E isso não é tudo. Aliás, isso não é nem o principal. A riqueza desmesurada e a estonteante máquina de propaganda não são as características centrais desses colossos da era digital. O que os coloca acima de todas as outras organizações, públicas ou privadas, é o saber técnico que acumulam a portas fechadas, entre quatro paredes de titânio. Nisso – mais do que no dinheiro sem limites e na capacidade de manipulação ideológica – reside a maior ameaça que eles representam para o mundo democrático. Esses bunkers inexpugnáveis abrigam um saber proprietário, privativo e blindado que é só deles e de mais ninguém.
O termo “saber”, aqui, não significa “sabedoria”. Não existe sapiência dentro desses bunkers, longe disso. Não existe cultura. A Meta – controladora do Facebook, do WhatsApp e do Instagram – e suas concorrentes, que lucram espalhando ignorância artificial, obscurantismo e atrações viciantes, não são templos de conhecimento ou de iluminação. São o oposto disso. O que elas concentram em seus escaninhos de silício não é a elevação do espírito, mas a técnica desumanizada, fria, num grau de matematização cibernética que mal imaginamos. Elas armazenam fórmulas e equações complexas que pavimentam a expansão da inteligência artificial, a ferramenta mais assombrosa jamais forjada pelo engenho humano e cada vez mais direcionada contra o talento humano.
As novas bibliotecas secretas, instaladas nas nervuras mais íntimas das big techs, não são mais como aquelas que atravessaram a Idade Média, hospedadas em mosteiros, conventos e abadias. O scriptorium monacal não se abria, jamais, a leitores vindos de fora da Igreja. Lá dentro, os códices e manuscritos conservavam a memória filosófica e teológica da antiguidade em sigilo absoluto. As ideias do passado repousavam em estantes labirínticas, isoladas do mundo secular e tratadas como substâncias perigosas, que não podiam entrar em contato com o presente para não perturbar o status quo.
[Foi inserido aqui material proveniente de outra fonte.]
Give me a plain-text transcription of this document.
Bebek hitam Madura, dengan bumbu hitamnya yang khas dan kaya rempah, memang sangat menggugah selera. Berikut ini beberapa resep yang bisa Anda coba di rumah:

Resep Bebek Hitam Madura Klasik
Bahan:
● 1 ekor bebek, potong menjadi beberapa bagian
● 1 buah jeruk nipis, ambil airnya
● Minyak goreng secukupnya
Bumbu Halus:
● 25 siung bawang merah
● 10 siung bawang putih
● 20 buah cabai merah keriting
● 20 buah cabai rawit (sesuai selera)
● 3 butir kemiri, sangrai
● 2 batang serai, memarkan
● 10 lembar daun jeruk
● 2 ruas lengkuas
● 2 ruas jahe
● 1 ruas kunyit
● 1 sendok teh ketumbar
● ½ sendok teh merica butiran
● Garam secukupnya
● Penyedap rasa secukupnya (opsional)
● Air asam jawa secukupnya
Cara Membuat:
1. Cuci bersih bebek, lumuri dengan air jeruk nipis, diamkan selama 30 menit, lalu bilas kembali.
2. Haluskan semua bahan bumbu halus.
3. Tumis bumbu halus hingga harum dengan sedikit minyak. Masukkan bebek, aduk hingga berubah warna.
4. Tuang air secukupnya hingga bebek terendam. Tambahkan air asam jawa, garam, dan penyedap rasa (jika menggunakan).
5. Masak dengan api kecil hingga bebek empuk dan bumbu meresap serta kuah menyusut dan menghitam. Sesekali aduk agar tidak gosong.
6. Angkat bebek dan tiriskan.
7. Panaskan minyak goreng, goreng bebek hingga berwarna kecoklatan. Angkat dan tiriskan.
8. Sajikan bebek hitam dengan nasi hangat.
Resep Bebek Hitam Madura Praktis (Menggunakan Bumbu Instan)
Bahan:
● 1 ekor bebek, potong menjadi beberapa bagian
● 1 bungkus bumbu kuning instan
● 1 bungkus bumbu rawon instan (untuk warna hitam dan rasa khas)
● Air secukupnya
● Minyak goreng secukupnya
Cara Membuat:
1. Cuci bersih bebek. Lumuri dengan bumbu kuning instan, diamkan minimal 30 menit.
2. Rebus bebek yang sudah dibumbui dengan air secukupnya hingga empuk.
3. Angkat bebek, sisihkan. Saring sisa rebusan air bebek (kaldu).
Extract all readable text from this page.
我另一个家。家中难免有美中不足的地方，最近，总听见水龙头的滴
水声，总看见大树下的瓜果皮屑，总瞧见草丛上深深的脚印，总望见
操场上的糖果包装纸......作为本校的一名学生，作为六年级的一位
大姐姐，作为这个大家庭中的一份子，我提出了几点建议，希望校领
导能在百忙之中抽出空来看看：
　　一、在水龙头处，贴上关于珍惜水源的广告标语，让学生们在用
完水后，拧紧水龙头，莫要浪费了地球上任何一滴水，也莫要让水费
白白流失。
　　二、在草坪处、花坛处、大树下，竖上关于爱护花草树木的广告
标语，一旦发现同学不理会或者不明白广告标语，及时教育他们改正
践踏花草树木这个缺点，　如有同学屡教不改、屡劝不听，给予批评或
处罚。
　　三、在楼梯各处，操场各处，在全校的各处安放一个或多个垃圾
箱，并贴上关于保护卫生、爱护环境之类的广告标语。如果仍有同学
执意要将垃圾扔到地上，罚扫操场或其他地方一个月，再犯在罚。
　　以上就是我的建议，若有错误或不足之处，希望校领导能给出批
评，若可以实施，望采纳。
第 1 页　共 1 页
O que as bibliotecas secretas de hoje têm em comum com suas precursoras medievais é apenas o regime de segredo. No mais, são diferentes. O que elas ocultam não é a o pensamento dos antigos, mas os softwares e algoritmos que programam o que virá – à revelia da sociedade. Nenhuma autoridade pública tem meios de examinar seus arquivos. As instituições democráticas não sabem o que elas pesquisam, testam e realizam. As agências reguladoras não conseguem inspecioná-las. As bibliotecas secretas da Idade Média nos sonegavam o passado. As do século 21 nos sequestraram o futuro.